POLS Seminar - Neslihan Cevik
January 6, 2011
12:00-14:30
FASS 2034
Abstract: Contemporary
Turkey has been witnessing yet
another wave of Islamic resurgence. This time however, instead of
mosques or
religious orders, Islam has established itself in unconventional
institutions.
These include on the one hand 5-star hotels that observe Islamic
teachings on
alcohol and gender-politics, Islamic fashion-shows, and
character-education
schools, and on the other HR associations that articulate UN
conventions with
the Medina Certificate, business associations that moralize principles
of free-market
with Islamic teachings, and pro-Islamic women’s associations that
promote
pro-female readings of hadith.
In my current book project, I argue that
these new
institutions, from Islamic hotels to civil associations, embody a new
type of
Islamic orthodoxy, which I term as Muslimism. Neither fundamentalist
rejection
nor liberal submission, Muslimism embraces aspects of modern life while
submitting that life to a sacred, moral order resulting in a hybrid
identity
frame. Within that frame, the aim is not that of capturing the state
but to
contrive a lifestyle in which the individual-believer can be
incorporated into
modernity while entertaining and preserving an Islam-proper living.
This does
not mean Muslimism is a mere cultural expression. Muslimists engage the
political space by exerting civic pressure, promoting new elites – such
as the
Muslimist electoral support to the Justice and Development Party– and
new
policies—in particular to push state polices and the laic model of
secularism
towards more neutral and democratic lines.

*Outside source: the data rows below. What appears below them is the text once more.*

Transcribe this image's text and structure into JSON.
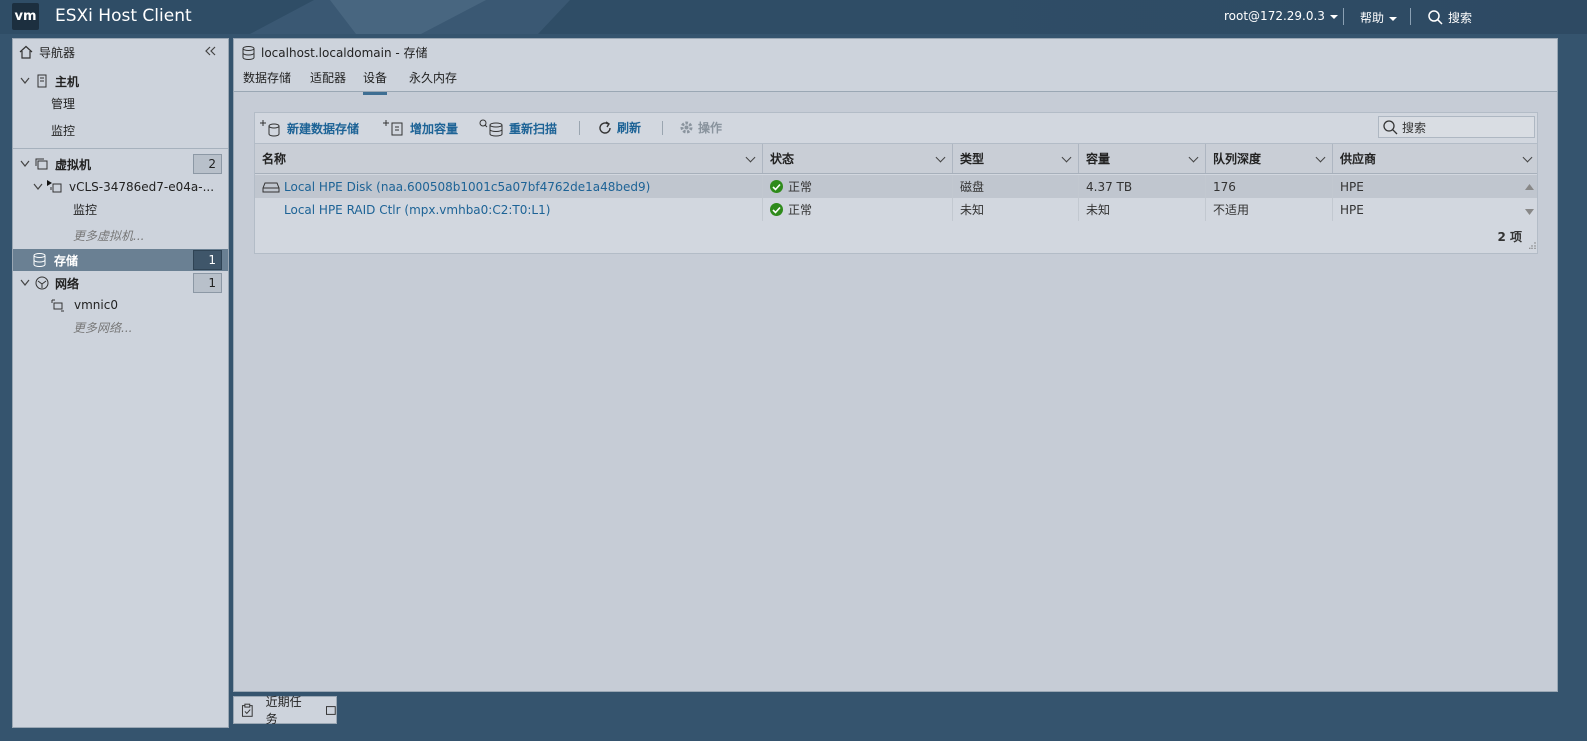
{
  "header": {
    "logo_text": "vm",
    "app_title": "ESXi Host Client",
    "user": "root@172.29.0.3",
    "help": "帮助",
    "search": "搜索"
  },
  "navigator": {
    "title": "导航器",
    "host": {
      "label": "主机",
      "children": [
        "管理",
        "监控"
      ]
    },
    "vms": {
      "label": "虚拟机",
      "count": "2",
      "vm_name": "vCLS-34786ed7-e04a-...",
      "vm_child": "监控",
      "more": "更多虚拟机..."
    },
    "storage": {
      "label": "存储",
      "count": "1"
    },
    "network": {
      "label": "网络",
      "count": "1",
      "nic": "vmnic0",
      "more": "更多网络..."
    }
  },
  "main": {
    "title": "localhost.localdomain - 存储",
    "tabs": [
      "数据存储",
      "适配器",
      "设备",
      "永久内存"
    ],
    "active_tab": "设备"
  },
  "toolbar": {
    "new_datastore": "新建数据存储",
    "increase_capacity": "增加容量",
    "rescan": "重新扫描",
    "refresh": "刷新",
    "actions": "操作",
    "search_placeholder": "搜索"
  },
  "table": {
    "columns": [
      "名称",
      "状态",
      "类型",
      "容量",
      "队列深度",
      "供应商"
    ],
    "rows": [
      {
        "name": "Local HPE Disk (naa.600508b1001c5a07bf4762de1a48bed9)",
        "status": "正常",
        "type": "磁盘",
        "capacity": "4.37 TB",
        "queue_depth": "176",
        "vendor": "HPE"
      },
      {
        "name": "Local HPE RAID Ctlr (mpx.vmhba0:C2:T0:L1)",
        "status": "正常",
        "type": "未知",
        "capacity": "未知",
        "queue_depth": "不适用",
        "vendor": "HPE"
      }
    ],
    "count": "2 项"
  },
  "bottom": {
    "recent_tasks": "近期任务"
  },
  "colors": {
    "accent": "#1d6396",
    "ok": "#2f8b1b",
    "selected_nav": "#6a8093"
  }
}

Based on an historical reading, the
project
identified the mechanisms (agents, conditions, and social spaces) that
generated Muslimism, and the empirical analysis (mainly based on
interviews
with leaders of pro-Islamic civil and political organizations that are
identifiable as Muslimists) mapped the Muslimist discourse to identify
its core
characteristics. These characteristics include for example cherishing
of
conciliatory politics, cultural tolerance, political liberalization,
individuation,
voluntary associations, and globalist objectives (both in terms of IR
and
culture) and repudiation of cultural conservatism, authoritarianism,
literalism, polarization, and traditionalism.